The skit started over with the same scene but a different couple. This couple’s first priority right out of the box was their church, and they set aside 10 percent right off the back. They worked their way down the priority list, and realized they would have to save up two years for the big vacation they wanted to take. Watching the two episodes, I realized immediately I wanted to be like the second couple and not the first.

Note that Proverbs does not say to honour God with your last fruits! We should bring Him our best, as soon as they are beginning to be received – not what we have left over at the end of a long spending spree.

At the time of the skits, I had no idea that “honouring the Lord with thy substance, and with the first fruits of all thine increase” was connected to the remarkable promise that God promises His covenant people. “So shall thy barns be filled with plenty, and they presses shall burst out with new wine.” Wow! Some promise.
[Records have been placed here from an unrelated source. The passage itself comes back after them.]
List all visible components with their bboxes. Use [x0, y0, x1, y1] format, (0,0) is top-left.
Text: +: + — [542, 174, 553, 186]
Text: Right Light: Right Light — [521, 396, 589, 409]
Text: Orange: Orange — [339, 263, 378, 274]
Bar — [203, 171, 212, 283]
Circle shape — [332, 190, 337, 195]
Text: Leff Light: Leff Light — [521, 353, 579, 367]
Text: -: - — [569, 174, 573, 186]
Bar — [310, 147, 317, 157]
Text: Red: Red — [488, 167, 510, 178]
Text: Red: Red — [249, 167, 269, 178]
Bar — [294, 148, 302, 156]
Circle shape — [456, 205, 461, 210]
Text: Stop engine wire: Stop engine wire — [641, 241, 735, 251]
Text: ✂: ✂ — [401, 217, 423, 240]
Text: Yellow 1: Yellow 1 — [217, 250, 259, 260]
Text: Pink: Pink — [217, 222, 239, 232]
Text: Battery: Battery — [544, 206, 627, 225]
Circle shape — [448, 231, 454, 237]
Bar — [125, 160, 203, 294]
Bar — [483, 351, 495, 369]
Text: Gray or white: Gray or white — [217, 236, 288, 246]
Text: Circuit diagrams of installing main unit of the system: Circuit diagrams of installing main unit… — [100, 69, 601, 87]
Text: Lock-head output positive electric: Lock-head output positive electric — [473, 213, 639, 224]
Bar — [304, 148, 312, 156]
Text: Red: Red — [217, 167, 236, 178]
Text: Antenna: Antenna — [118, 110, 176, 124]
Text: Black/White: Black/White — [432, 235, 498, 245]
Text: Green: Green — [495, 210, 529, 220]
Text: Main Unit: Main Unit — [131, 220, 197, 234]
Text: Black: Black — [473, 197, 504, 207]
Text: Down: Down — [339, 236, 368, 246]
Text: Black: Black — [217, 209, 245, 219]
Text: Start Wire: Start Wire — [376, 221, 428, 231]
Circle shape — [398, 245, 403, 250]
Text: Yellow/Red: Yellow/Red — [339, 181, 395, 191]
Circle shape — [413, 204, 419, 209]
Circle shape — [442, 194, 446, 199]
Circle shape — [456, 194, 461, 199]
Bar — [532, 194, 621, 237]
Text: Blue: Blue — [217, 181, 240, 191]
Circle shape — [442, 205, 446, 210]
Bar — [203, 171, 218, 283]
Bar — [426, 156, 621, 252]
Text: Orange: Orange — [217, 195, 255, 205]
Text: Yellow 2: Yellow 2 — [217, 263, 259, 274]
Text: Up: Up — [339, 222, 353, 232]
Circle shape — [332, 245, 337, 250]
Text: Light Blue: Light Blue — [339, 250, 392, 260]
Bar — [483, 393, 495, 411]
So the place to start our budgeting is by dedicating to God right at the beginning of the process a portion of every thing we receive. Since there is a lot of discussion amongst advisors about how big a portion and when, I want to offer you some guidelines right out of scripture.

We’ll use Paul’s clear admonition from 1 Corinthians 16:2: “On the first day of every week, each one of you should set aside a sum of money in keeping with your income, saving it up, so that when I come no collections will have to be made.”

I’ll share a secret with you. I truly believe that the most important one thing a couple can do to get their finances straight is to put God first. Yes, it requires faith, but I want to underscore that you can count on God to hold up His part of the bargain. It was about fifteen years ago when one of the families at our small church got super stretched and appeared to be heading for bankruptcy. As their income had dwindled, they had stopped their previously sporadic giving altogether, and now they were at rock bottom.

Guess what they did after they became convicted that one thing they had not been doing was trusting in God! They started giving. It was not a large amount of money, but it was probably ten percent of what they were receiving. And within a week, their outlook began to change and God richly blessed them for the next decade. This is a pattern I have seen time after time.

The Old Testament shed a lot more light on honoring God with our finances. The admonition in Deuteronomy is to give the “first fruits” of ones endeavors. I like this way of thinking, and it underscores the timing concept (right as you receive your money).

In summary, give regularly as money comes in, in proportion to your income. And make it an extravagant proportion! There are multiple times that Jesus even suggests giving all! Now that’s extravagant! Also, note that Paul doesn’t say tithe (giving a tenth), but leaves the exact amount up to each individual and God.

A review of the Old Testament scriptures reveals that giving a tenth of what you receive is a good starting point in coming up with a minimum number. Check out God’s promise: “Bring the whole tithe into the storehouse, that there may be food in my house. Test me in this,” says the Lord Almighty, “and see if I will not throw open the floodgates of heaven and pour out so much blessing that you will not have room enough for it.” (Malachi 3:10) Those who have been more abundantly blessed can certainly give more. Those for whom income is scarce may have to give a bit less, but remember the widow who Jesus loved for giving all that she had. May our faith in God grow that we might be able to trust God fully with our finances. As one of my friends shared, let our giving be a “wonderful, fragrant reminder of who God is!”

1 Response to Part 5: God

  1. “wonderful, fragrant reminder of who God is!” I love this line. I pray Lord it will be so!